When I was little boy, my maternal grandparents had a black labrador retriever named Buddy. One summer day while I was playing in my grandparents' front yard, I watched Buddy corner a groundhog in their open-bay garage. The groundhog hissed, while Buddy barked and made quite a commotion. Buddy pranced back and forth in front of the groundhog, his head bobbing and tongue flapping in the typical, goofy labrador fashion. This hissing and barking spectacle went on for about one or two minutes, until the groundhog became quite tired of the whole ordeal, at which point he simply lunged forward and bit poor Buddy on the tongue. As you can imagine, shrill yelping and blood flinging ensued. Needless to say, Buddy conceded ground to the groundhog. Come to think of it, I never saw Buddy bother another groundhog again.
I read an article this morning that reminded me of "the Buddy incident." Apparently, Paige Patterson, president of the Southern Baptist Convention (SBC), made some demeaning comments about women years ago. As unfortunate as these statements were, they were made during a time when chauvinism was much less criticized in our society. So, back then, he got away with it. Those days have passed. Yet, according to this article, when Mr. Patterson was recently questioned about his comments, he defended them, even calling on Scripture as his ally. Like Buddy, Mr. Patterson pranced in front of his interviewer, offering forth his goofy, head-bobbing defense of what many Christian outsiders have come to see as the typical response of Christian leaders when confronted with the moral decay of American evangelicalism. Instead of walking away from his comments and apologizing, he decided to corner the media in defense of them. Well, guess what? The media, like my 1980s-era groundhog, took a big bite out of Mr. Patterson--as did many of his evangelical brethren--and now he faces almost certain expulsion from his presidency.

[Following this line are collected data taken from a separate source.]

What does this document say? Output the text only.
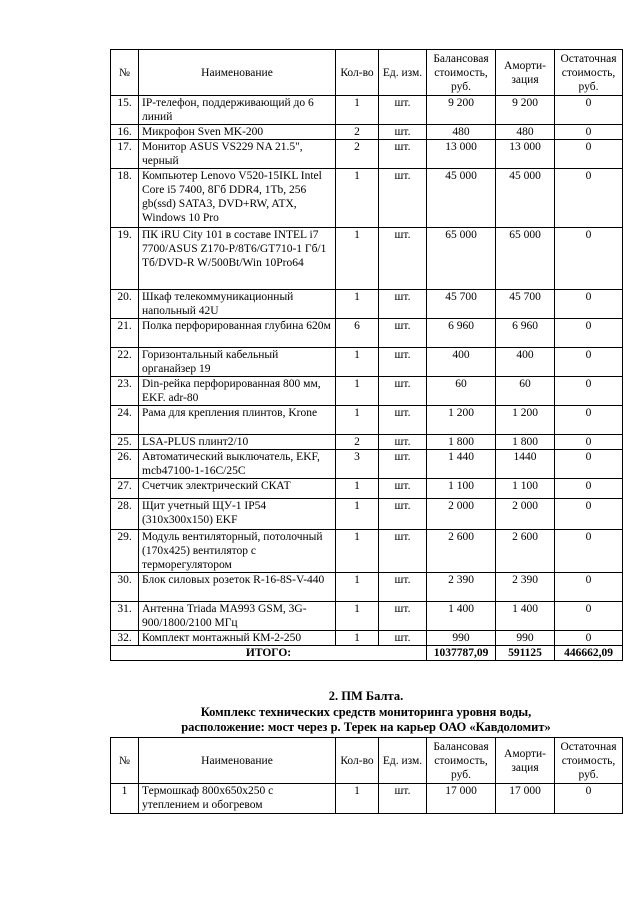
№	Наименование	Кол-во	Ед. изм.	Балансовая стоимость, руб.	Аморти-зация	Остаточная стоимость, руб.
15.	IP-телефон, поддерживающий до 6 линий	1	шт.	9 200	9 200	0
16.	Микрофон Sven MK-200	2	шт.	480	480	0
17.	Монитор ASUS VS229 NA 21.5", черный	2	шт.	13 000	13 000	0
18.	Компьютер Lenovo V520-15IKL Intel Core i5 7400, 8Гб DDR4, 1Tb, 256 gb(ssd) SATA3, DVD+RW, ATX, Windows 10 Pro	1	шт.	45 000	45 000	0
19.	ПК iRU City 101 в составе INTEL i7 7700/ASUS Z170-P/8T6/GT710-1 Гб/1 Тб/DVD-R W/500Bt/Win 10Pro64	1	шт.	65 000	65 000	0
20.	Шкаф телекоммуникационный напольный 42U	1	шт.	45 700	45 700	0
21.	Полка перфорированная глубина 620м	6	шт.	6 960	6 960	0
22.	Горизонтальный кабельный органайзер 19	1	шт.	400	400	0
23.	Din-рейка перфорированная 800 мм, EKF. adr-80	1	шт.	60	60	0
24.	Рама для крепления плинтов, Krone	1	шт.	1 200	1 200	0
25.	LSA-PLUS плинт2/10	2	шт.	1 800	1 800	0
26.	Автоматический выключатель, EKF, mcb47100-1-16C/25C	3	шт.	1 440	1440	0
27.	Счетчик электрический СКАТ	1	шт.	1 100	1 100	0
28.	Щит учетный ЩУ-1 IP54 (310x300x150) EKF	1	шт.	2 000	2 000	0
29.	Модуль вентиляторный, потолочный (170x425) вентилятор с терморегулятором	1	шт.	2 600	2 600	0
30.	Блок силовых розеток R-16-8S-V-440	1	шт.	2 390	2 390	0
31.	Антенна Triada MA993 GSM, 3G-900/1800/2100 МГц	1	шт.	1 400	1 400	0
32.	Комплект монтажный КМ-2-250	1	шт.	990	990	0
ИТОГО:				1037787,09	591125	446662,09
2. ПМ Балта.
Комплекс технических средств мониторинга уровня воды,
расположение: мост через р. Терек на карьер ОАО «Кавдоломит»
№	Наименование	Кол-во	Ед. изм.	Балансовая стоимость, руб.	Аморти-зация	Остаточная стоимость, руб.
1	Термошкаф 800x650x250 с утеплением и обогревом	1	шт.	17 000	17 000	0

So, what can we learn from Mr. Patterson and Buddy? I think it is quite simple: accept responsibility for your actions! Yes, it is difficult to face our own failures and faults in life. Believe me, I have plenty of them, so I know firsthand. However, when we take responsibility for our missteps, something pretty awesome happens. First, we experience freedom. When we admit our "sins," we don't have to defend them any longer or create lies to hide them. Secondly, we garner the respect of others. Sure, we may suffer some consequences for admitting our faults, but those to whom we confess will usually give us moral-ethical "credit" for owning up to them. Finally, the consequences themselves will be much less harsh. When we are proactive and voluntarily admit our "wrongs" rather than having them exposed, we often experience fewer criticisms or punishments.
Buddy lived a good full life, but I bet he never forgot that groundhog! I certainly never forgot the incident. I've often wondered if the groundhog targeted Buddy's tongue or if he simply got lucky when he bit one of the most vascular parts of a dog's body. Either way, he taught Buddy and me that the tongue is a tender organ that we should deploy with more tactical precision. Too often we let it flop and flail, and expose it to an ever-aggressive world as we use it to make excuses and/or defend our less-than-defensible ways. So, the inevitable happens...we get bit! When we corner the groundhog instead of just giving up the ground, we often end up hurt and bleeding, the victims of our own stupidity.